Respiro por alguns segundos e a sala fica em silêncio. Terminamos com os alunos, avançamos com o caso, estou feliz nesse momento. Abro meus olhos e noto que Mattia olha para mim, viro-me para ele. Ele também está feliz por estarmos indo bem no caso, está transparente em seu olhar.
Meus olhos percorrem os intensos e brilhantes olhos de Mattia, depois vão para sua barba preta bem-feita, chegando em seus lábios vermelhos carnudos. Engulo em seco e sei que notou meu olhar em sua boca. Sinto os mesmos arrepios que ele provoca em mim e mordo meus lábios ainda olhando para a boca dele.
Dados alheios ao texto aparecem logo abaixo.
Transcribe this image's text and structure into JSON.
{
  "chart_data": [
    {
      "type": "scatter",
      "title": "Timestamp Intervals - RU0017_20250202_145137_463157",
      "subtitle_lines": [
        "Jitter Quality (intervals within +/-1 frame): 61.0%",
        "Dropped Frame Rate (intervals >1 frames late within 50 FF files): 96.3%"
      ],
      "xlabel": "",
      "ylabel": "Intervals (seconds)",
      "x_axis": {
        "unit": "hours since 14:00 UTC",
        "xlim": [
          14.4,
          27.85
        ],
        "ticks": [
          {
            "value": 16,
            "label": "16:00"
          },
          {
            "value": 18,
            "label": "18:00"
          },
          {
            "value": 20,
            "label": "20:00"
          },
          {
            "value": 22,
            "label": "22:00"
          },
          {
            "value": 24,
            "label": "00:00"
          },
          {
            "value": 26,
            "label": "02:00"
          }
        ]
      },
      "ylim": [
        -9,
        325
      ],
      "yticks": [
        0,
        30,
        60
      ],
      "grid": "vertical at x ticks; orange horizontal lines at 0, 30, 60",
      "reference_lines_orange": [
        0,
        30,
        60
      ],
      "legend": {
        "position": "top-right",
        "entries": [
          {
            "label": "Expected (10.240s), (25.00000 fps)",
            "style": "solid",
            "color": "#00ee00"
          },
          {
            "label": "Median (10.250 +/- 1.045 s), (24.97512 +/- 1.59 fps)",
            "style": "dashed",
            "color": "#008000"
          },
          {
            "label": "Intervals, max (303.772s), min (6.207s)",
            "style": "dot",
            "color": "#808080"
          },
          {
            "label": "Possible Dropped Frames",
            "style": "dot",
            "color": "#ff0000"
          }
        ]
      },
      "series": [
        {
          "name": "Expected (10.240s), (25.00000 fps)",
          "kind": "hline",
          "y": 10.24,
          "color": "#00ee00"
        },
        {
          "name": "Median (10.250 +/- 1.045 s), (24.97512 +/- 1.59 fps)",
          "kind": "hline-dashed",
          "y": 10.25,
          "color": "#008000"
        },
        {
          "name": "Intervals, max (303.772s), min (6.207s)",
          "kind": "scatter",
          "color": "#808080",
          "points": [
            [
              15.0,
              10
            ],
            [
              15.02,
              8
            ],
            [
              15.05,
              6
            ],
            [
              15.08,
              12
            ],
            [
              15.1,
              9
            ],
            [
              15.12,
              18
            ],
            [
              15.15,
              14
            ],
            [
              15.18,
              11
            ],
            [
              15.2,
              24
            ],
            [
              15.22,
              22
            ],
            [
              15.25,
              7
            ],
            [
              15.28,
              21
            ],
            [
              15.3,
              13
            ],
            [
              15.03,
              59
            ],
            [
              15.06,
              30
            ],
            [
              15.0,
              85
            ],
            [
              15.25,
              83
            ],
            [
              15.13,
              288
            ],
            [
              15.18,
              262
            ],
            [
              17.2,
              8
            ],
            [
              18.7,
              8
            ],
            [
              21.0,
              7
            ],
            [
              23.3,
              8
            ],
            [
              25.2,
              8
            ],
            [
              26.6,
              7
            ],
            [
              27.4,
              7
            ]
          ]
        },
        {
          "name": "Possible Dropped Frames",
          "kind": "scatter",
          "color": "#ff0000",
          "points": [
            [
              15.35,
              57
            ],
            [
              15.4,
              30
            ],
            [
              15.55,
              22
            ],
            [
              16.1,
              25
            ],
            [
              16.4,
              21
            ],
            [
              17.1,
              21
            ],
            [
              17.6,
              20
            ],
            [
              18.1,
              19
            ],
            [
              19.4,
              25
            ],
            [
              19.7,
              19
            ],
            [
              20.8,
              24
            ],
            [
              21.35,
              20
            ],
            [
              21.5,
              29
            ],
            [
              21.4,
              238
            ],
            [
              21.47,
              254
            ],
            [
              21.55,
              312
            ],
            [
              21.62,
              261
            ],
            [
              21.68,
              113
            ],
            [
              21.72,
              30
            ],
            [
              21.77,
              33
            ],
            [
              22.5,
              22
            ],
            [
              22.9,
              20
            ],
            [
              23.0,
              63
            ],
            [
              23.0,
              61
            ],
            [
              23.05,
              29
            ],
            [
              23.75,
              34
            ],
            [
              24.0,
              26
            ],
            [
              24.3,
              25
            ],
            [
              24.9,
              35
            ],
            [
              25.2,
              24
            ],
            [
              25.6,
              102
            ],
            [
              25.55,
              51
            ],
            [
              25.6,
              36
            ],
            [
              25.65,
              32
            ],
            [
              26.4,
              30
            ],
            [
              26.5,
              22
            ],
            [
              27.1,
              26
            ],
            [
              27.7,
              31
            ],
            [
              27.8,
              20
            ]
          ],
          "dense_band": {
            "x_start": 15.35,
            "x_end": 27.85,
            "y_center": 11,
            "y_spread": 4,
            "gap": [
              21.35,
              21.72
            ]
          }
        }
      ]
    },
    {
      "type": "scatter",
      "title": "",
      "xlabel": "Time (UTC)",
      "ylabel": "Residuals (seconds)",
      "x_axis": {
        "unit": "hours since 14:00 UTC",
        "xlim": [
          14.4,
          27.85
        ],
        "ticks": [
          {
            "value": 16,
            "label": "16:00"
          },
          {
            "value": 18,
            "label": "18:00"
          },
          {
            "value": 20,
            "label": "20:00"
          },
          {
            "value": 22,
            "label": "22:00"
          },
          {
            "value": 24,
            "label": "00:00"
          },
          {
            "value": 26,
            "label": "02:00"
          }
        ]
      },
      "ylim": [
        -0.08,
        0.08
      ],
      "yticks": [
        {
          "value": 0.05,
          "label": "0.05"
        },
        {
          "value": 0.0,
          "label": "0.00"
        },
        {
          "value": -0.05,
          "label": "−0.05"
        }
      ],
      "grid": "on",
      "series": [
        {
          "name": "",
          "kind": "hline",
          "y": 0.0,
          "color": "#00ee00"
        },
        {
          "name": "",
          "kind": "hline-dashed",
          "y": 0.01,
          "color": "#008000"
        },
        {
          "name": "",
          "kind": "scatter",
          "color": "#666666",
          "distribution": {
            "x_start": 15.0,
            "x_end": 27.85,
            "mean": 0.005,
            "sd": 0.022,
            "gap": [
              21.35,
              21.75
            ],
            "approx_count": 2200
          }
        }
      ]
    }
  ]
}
- Angel. – diz Mattia com sua voz roca.
Fecho meus olhos novamente e percebo que passei dos meus limites profissionais. Levanto apressada da mesa e olho para ele.
- Desculpa. Isso.. – aponto para nós – Não deveria acontecer.
- Por quê? Por quê não mistura a vida pessoal da profissional? – diz ele se levantando da cadeira também.
- Você namora Mattia! – digo séria.
- E você é linda Angel. Acha que queria isso? Não estava nos meus planos.
- Muito menos nos meus. Só queria achar esse assassino. – digo baixinho.
Mattia caminha até mim e fico nervosa, sinto a corrente elétrica passar por nós e meu coração se agita no meu peito.
- Angel. – ele diz me encostando na parede – Se eu não namorasse, aqui e agora, você me beijaria?
Tento respirar para ele não escutar o barulho que meu coração está fazendo. Óbvio que o beijaria, penso nisso desde o momento que o vi. Mas ele ainda namora e eu não quero ser a outra.
- Não faz isso Mattia. – digo sussurrando – Não é justo comigo. Muito menos com ela.
Tiro seus braços de mim mesmo querendo beija-lo. Me afasto aos poucos e Mattia continua no mesmo lugar me olhando.
- Me perdoa. Realmente passei dos limites. – diz arrependido.
- Tudo bem. Só não quero ser a outra.
- A outra? Angel, para mim você é a única.
- Vamos focar no caso, por favor. Não faz isso comigo. – digo nervosa e querendo começar a chorar.
- Vamos para os professores agora? – Pergunta Mattia mudando de assunto.
- Sim. Pode chamá-los? – pergunto aliviada.
- Claro. Já volto.
Assim que Mattia sai da sala sinto um sentimento sendo puxado com ele. Um que nunca tinha experimentado antes. Um que ele também sentia. A corrente que nos liga ficou mais intensa hoje.
Em toda minha vida fui uma mulher intensa. Nunca senti pouco. Era tudo profundo demais comigo. Demonstrava muito e me jogava nos sentimentos. Hoje quis me arriscar nesse novo sentimento. Um sentimento reprimido.